# Assignment 9: Multivariate and Machine Learning Analysis for Intracranial EEG Data
Please submit this assignment to Canvas as a jupyter notebook (.ipynb).  The assignment will have you utilize machine learning techniques to classify memory states.

In [1]:
# imports
import numpy as np
import pandas as pd
import cmlreaders as cml
import matplotlib.pyplot as plt
import seaborn as sns
import warnings
warnings.filterwarnings("ignore", category=DeprecationWarning)
from sklearn.linear_model import LinearRegression
from sklearn.linear_model import LogisticRegression
from sklearn.metrics import roc_auc_score, roc_curve
from sklearn.model_selection import KFold
from scipy.stats import ttest_ind

## Question 1, Optimizing hyperparameters using nested cross-validation

In the previous assignment you used a fixed penalty parameter (C = 1) for all subjects. Oftentimes we want to tune the hyperparameters of a model to optimize its performance. It is crucial to make it clear that the aim of cross-validation is not to get one or multiple trained models for inference, but to estimate an unbiased generalization performance. We can use a grid search approach in which we search over a grid of 10 values of C logarithmically spaced between $10^{−6}$ and $10^2$ (np.logspace(-6,2,10)). One naive approach is to repeat Part I for every C value and select the optimal C that maximizes the average AUC across folds. The problem is, if we use the test set multiple times for different trained models, during our selection of the optimal model, the test set actually “leaks” information, and is thus impure or biased. To rigorously select the optimal parameter C and correctly estimate the prediction error of the optimal model, we utilize a nested cross-validation procedure. As the name suggests, you will perform two rounds of cross-validation with the inner CV nested in the outer CV. The outer CV is responsible for obtaining the prediction error for the model and the inner CV is responsible for selecting the optimal hyperparameter for each outer CV fold. Apply the nested cross-validation procedure from the notes to the dataset.
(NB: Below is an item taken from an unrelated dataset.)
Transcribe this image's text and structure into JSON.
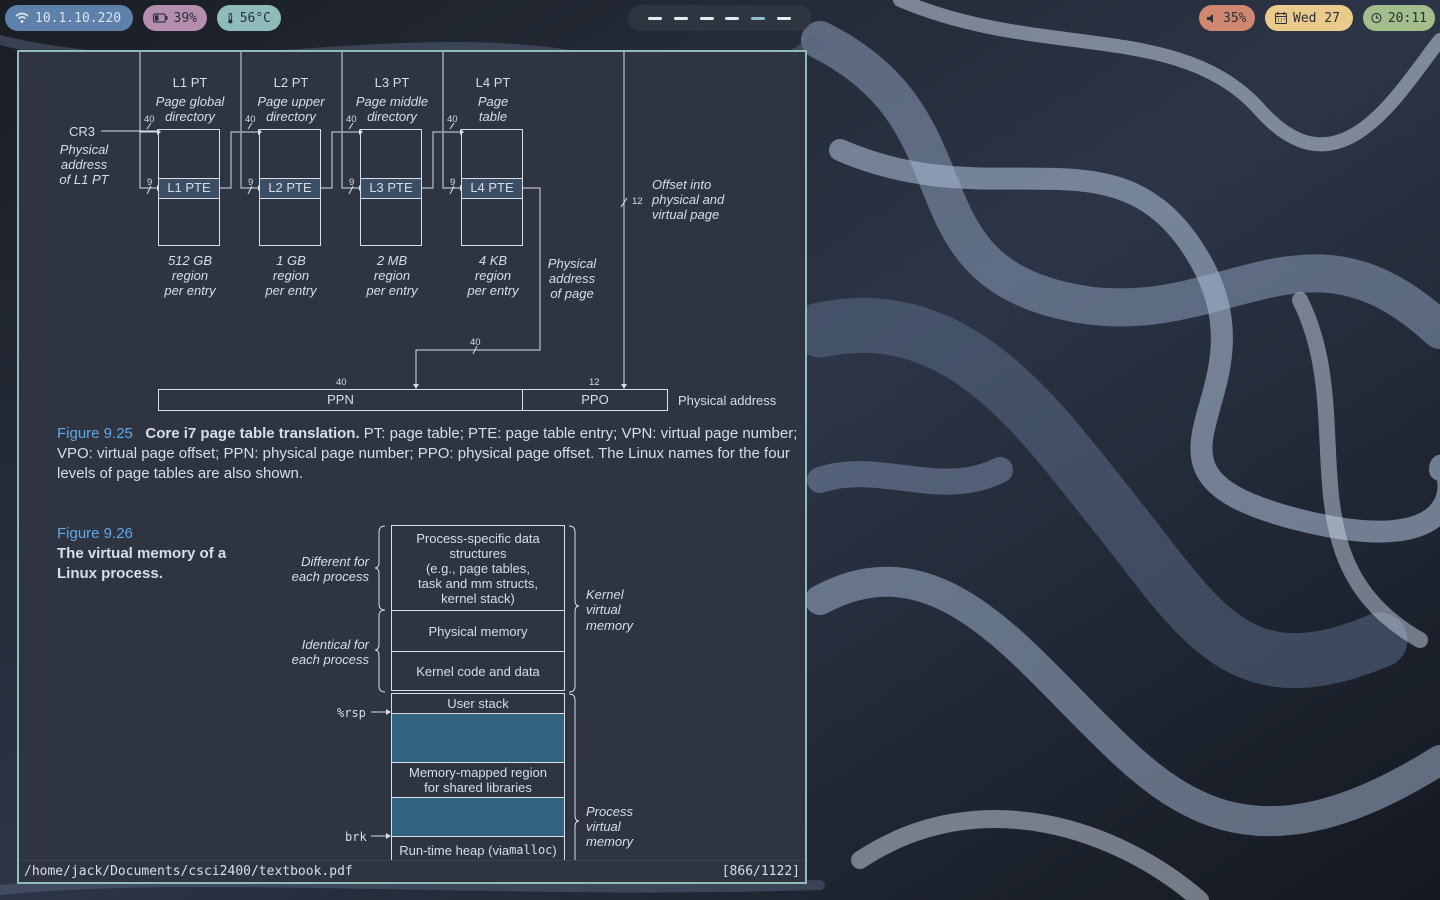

Does optimizing the regularization hyperparameter help? Use barplots, scatterplots, and appropriate statistical tests to support your conclusions.

In [2]:
# Question 1
### YOUR CODE HERE

## Question 2, Comparison between different penalization schemes and z-scoring features

1. In this section you will investigate how different penalization schemes and how z-scoring features can produce different behaviors in the classifier. Recall that the objective function for penalized logistic regression is: 

$l(\beta) = \Sigma_{i=1}^N{y_i log p_i + (1 − y_i) log(1 − p_i)} + \frac{\alpha}{2} r||\beta||_2^2 + \alpha(1 − r)||\beta||_1$

where, $\alpha = 1/C$ is the penalty parameter, r is the contribution of L2 penalty, and 1 − r is the contribution of L1 penalty. When r = 1, we have a strictly L2 penalized logistic regression. When r = 0, we have a strictly L1 penalized regression (a.k.a. Lasso). When 0 < r < 1, we have a mixture of both L1 and L2, which is called elastic net. In this part, you will compare the performances of different penalization schemes: strictly L2, strictly L1, and elastic net with r = 0.5. Repeat the nested cross-validation procedure in Part 2
using z-scored features for L2, L1, and elastic net. You should again use sklearn’s linear_model.LogisticRegression class for your classifier, appropriately selecting the classifier hyperparameters to obtain the L1 and elastic net regularization schemes.
* Compare the performances (AUCs) across these three schemes using a barplot or whatever you see fit, including some visualization of variability in the outcomes for these methods. Does one scheme do better than the others?
* Keep in mind that the sklearn LogisticRegression parameter `C` is an inverse regularization strength, meaning the regularization strength is equal to $\alpha$ = 1/C. So higher `C` means lower regularization.

In [3]:
# Question 2
### YOUR CODE HERE

## Question 3

Use the *model.coef_* attribute (*model* is your classifier object) to investigate the learned coefficients of the classifier for each subject. You can pool classifier weights across all outer cross-validation folds. Generate a plot for each of the first three subjects containing three histograms (one for each penalization scheme) of the model coefficients (use the *alpha* parameter of the plt.hist function to ensure the histograms do not cover each other up). 

In [4]:
# Question 3
### YOUR CODE HERE

## Question 4, Does z-scoring improve performance?
* In this part, repeat the analysis from Part 2, Question 1 but without z-scored features. Which is better, raw features or z-scored features? Give an intuitive explanation as to why one is better than the other.

In [5]:
# Question 4
### YOUR CODE HERE